La fiabilité de cette étude est importante. En effet, la taille du groupe rend possible une analyse statistique très sérieuse. De plus, cet échantillon provient de la population et non pas de personnes triées pour des études cliniques. D’un point de vue intérêt, ce ne sont pas une mais deux maladies respiratoires qui ont été évaluées, l’asthme et la rhinite grâce à cette approche. L’autre point fort est le mode de collecte des données qui sont standardisées et les procédures des protocoles.

Par contre, il y a quelques limitations. D’abord, un seul outil de diagnostic de dépression a été utilisé: un questionnaire (PHQ-2) Toutefois, ce questionnaire reste robuste et largement utilisé dans le domaine. Ensuite, le questionnaire est seulement basé sur la volonté des patients qui  y répondent. On ne peut donc être sûr de l’objectivité de ces réponses. par exemple, la perception de la gravité des symptômes peuvent être influencées par le statut psychologique de la personne. Enfin dernier point, l’étude a été réalisé uniquement sur la population italienne, ce qui pourrait induire des biais environnementaux  ou culturels. Mais, encore une fois, l’ensemble est très solide et de très bonne qualité.

 

Des pistes pour casser ce lien de cause à effet

Il est intéressant de noter que ce lien dépression/ problème respiratoire est plus important chez les gens avec un mauvais contrôle de l’asthme et avec des rhinites non-atopiques qui s’aggravent.

Nous en avons déjà parlé mais l’asthme peut-être largement lié et amélioré avec certaines techniques respiratoires. La méthode Buteyko a été étudiée dans ce cadre et il a été montré qu’elle améliore significativement le contrôle de l’asthme et la dépendance aux corticoïdes. Ceci est important puisque ce sont deux facteurs de risques pour l’apparition de la dépression.

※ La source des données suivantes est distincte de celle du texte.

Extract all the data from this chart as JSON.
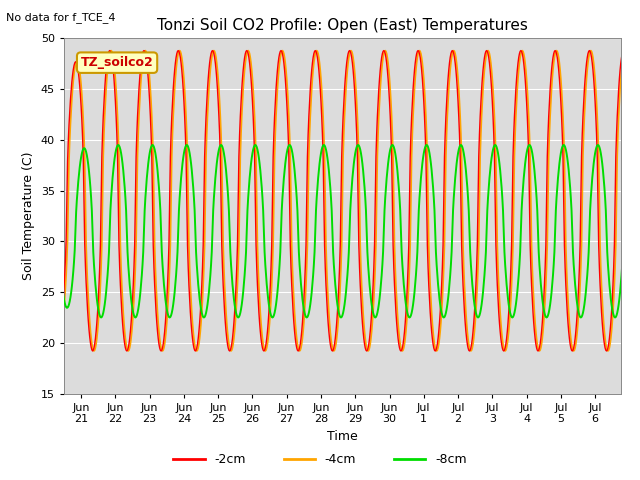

Ensuite, une bonne respiration permet de contrôler l’inflammation. Toutes les méthodes, des plus douces et simples comme la cohérence cardiaque au plus stressante « Wim Hof » induisent une baisse générale de l’état inflammatoire des pratiquants. Retrouver une respiration naturelle et s’aider d’une technique respiratoire peut donc aider à contrôler les rhinites.

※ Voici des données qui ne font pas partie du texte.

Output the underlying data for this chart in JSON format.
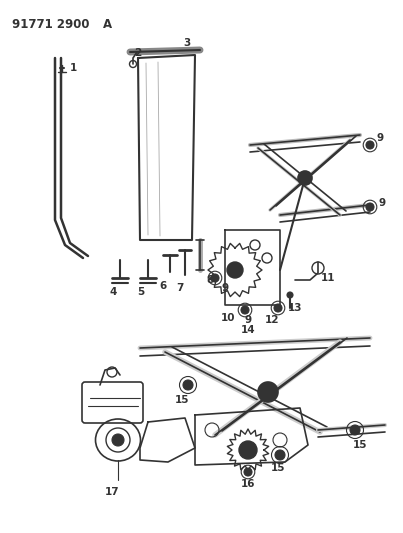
{
  "title": "91771 2900A",
  "bg_color": "#ffffff",
  "line_color": "#333333",
  "fig_width": 4.03,
  "fig_height": 5.33,
  "dpi": 100
}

Autre point, la dépression conduit à un déséquilibre hormonal dans les niveaux de sérotonine, cortisol et dopamine entre autres.  Les pratiques respiratoires ont tendance à restaurer ces niveaux à l’équilibre.

Enfin, que ce soit pour l’asthme ou les rhinites, la difficulté à respirer par le nez conduit à une diminution de l’apport en monoxyde d’azote, un vasodilatateur et un anti-microbien. Utiliser des techniques pour ré-accumuler et libérer du NO peut donc grandement améliorer la situation.

 

Conclusion

 

Dans cet article, nous avons vu grâce à l’étude de Grosso A. et al, 2019 que les maladies respiratoires favorisent l’apparition de la dépression. Cette étude fait sur un grand nombre de participant a permis de conclure cela avec de très bons arguments statistiques.

Cette découverte est intéressante sur plusieurs points. D’abord, cela implique qu’un travail respiratoire peut prévenir la dépression en améliorant les symptômes liées à l’asthme ou aux rhinites. Ensuite, cela montre qu’une maladie psychique peut avoir des causes très physiologiques et donc qu’une approche physiologique est pertinente pour traiter le problème.

Enfin, cela ouvre sur la nécessité de comprendre comment l’asthme et les rhinites induisent la dépression. Des hypothèses qui peuvent être apportées sont bien évidemment la diminution de la qualité de vie. Toutefois, on sait qu’une mauvaise respiration peut causer beaucoup de dégâts aussi bien physiques que mentaux. Or, les maladies respiratoires provoquent de fait une mauvaise respiration. Il y a donc ici un lien à faire et des relations de causes à effets à trouver.

C’est tout pour aujourd’hui, j’espère que cet article vous a plu!